Comment s'est négociée votre arrivée à Montpellier ?
Andy Delort : "L'an passé, il y avait une envie commune, mais cela ne s'est pas fait. Aujourd'hui, après avoir grandi à un quart d'heure de la Mosson, je suis heureux d'être ici où je vis un rêve de gosse. Je suis fait pour jouer à Montpellier. Quand le président Laurent Nicollin m'a fait venir, je lui ai dit merci. J'étais fier et je lui ai dit que j'allais lui rendre ce qu'il a fait pour moi. Ils ont des +couilles+, c'est pour ça que ça va le faire. J'ai besoin de sentir cette confiance. Je regrette de ne pas avoir signé à Montpellier après ma saison à Tours (24 buts, 36 matchs en 2014) où je finis meilleur buteur et joueur de Ligue 2. Je voulais continuer sur ma lancée et faire comme Olivier Giroud, qui avait été transféré de Tours à Montpellier quelques années auparavant."
Et si vous devez retourner à Toulouse à l'issue de votre prêt ?
A.D. : "Cela serait vraiment difficile de retourner à Toulouse.
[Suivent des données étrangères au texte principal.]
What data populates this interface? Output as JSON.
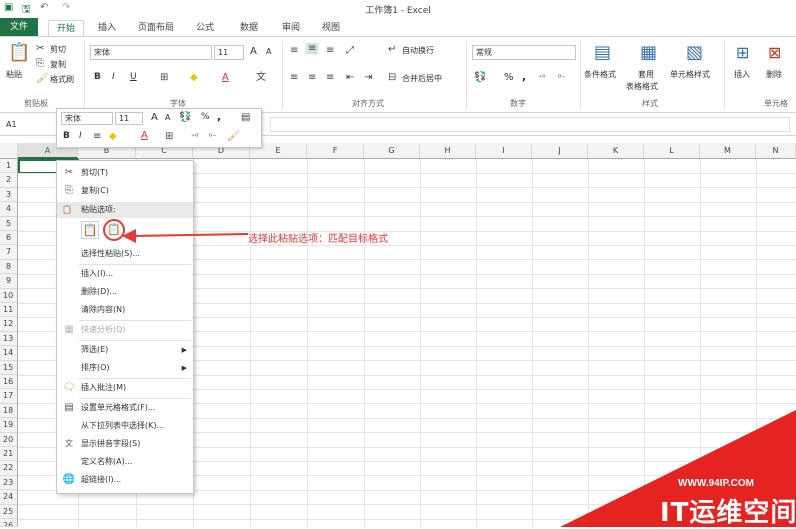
{
  "window": {
    "title": "工作簿1 - Excel"
  },
  "tabs": [
    "文件",
    "开始",
    "插入",
    "页面布局",
    "公式",
    "数据",
    "审阅",
    "视图"
  ],
  "ribbon": {
    "clipboard": {
      "paste": "粘贴",
      "cut": "剪切",
      "copy": "复制",
      "format_painter": "格式刷",
      "label": "剪贴板"
    },
    "font": {
      "name": "宋体",
      "size": "11",
      "bold": "B",
      "italic": "I",
      "underline": "U",
      "grow": "A",
      "shrink": "A",
      "font_color": "A",
      "label": "字体"
    },
    "alignment": {
      "wrap": "自动换行",
      "merge": "合并后居中",
      "label": "对齐方式"
    },
    "number": {
      "format": "常规",
      "percent": "%",
      "comma": ",",
      "label": "数字"
    },
    "styles": {
      "conditional": "条件格式",
      "table1": "套用",
      "table2": "表格格式",
      "cell_styles": "单元格样式",
      "label": "样式"
    },
    "cells": {
      "insert": "插入",
      "delete": "删除",
      "label": "单元格"
    }
  },
  "formula_bar": {
    "name_box": "A1"
  },
  "mini_toolbar": {
    "font": "宋体",
    "size": "11",
    "bold": "B",
    "italic": "I",
    "percent": "%",
    "comma": ",",
    "grow": "A",
    "shrink": "A",
    "font_color": "A"
  },
  "columns": [
    "A",
    "B",
    "C",
    "D",
    "E",
    "F",
    "G",
    "H",
    "I",
    "J",
    "K",
    "L",
    "M",
    "N"
  ],
  "rows": [
    "1",
    "2",
    "3",
    "4",
    "5",
    "6",
    "7",
    "8",
    "9",
    "10",
    "11",
    "12",
    "13",
    "14",
    "15",
    "16",
    "17",
    "18",
    "19",
    "20",
    "21",
    "22",
    "23",
    "24",
    "25",
    "26"
  ],
  "context_menu": {
    "cut": "剪切(T)",
    "copy": "复制(C)",
    "paste_options": "粘贴选项:",
    "paste_special": "选择性粘贴(S)...",
    "insert": "插入(I)...",
    "delete": "删除(D)...",
    "clear": "清除内容(N)",
    "quick_analysis": "快速分析(Q)",
    "filter": "筛选(E)",
    "sort": "排序(O)",
    "insert_comment": "插入批注(M)",
    "format_cells": "设置单元格格式(F)...",
    "pick_list": "从下拉列表中选择(K)...",
    "phonetic": "显示拼音字段(S)",
    "define_name": "定义名称(A)...",
    "hyperlink": "超链接(I)..."
  },
  "annotation": "选择此粘贴选项：匹配目标格式",
  "watermark": {
    "url": "WWW.94IP.COM",
    "brand": "IT运维空间"
  },
  "colors": {
    "excel_green": "#217346",
    "annotation_red": "#e53935",
    "watermark_red": "#e52421"
  }
}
Cela ne s'est pas mal passé, mais l'état d'esprit n'est pas le même qu'à Montpellier. Ce club ne me correspondait pas."
Avec quatre buts en quatre matchs, votre saison est-elle lancée ?
A.D. : "C'est parti. En début de saison, je n'avais pas la même confiance. Cette saison, j'aimerai dépasser ce que j'ai fait à Caen (12 buts en 2016, ndlr), mais j'ai aussi envie de faire des passes décisives. Je veux régaler ceux qui me régalent. J'adore avoir cette sensation où je suis serein, comme en ce moment. Car le foot, c'est ma vie."
Avez-vous perdu du temps dans votre carrière ?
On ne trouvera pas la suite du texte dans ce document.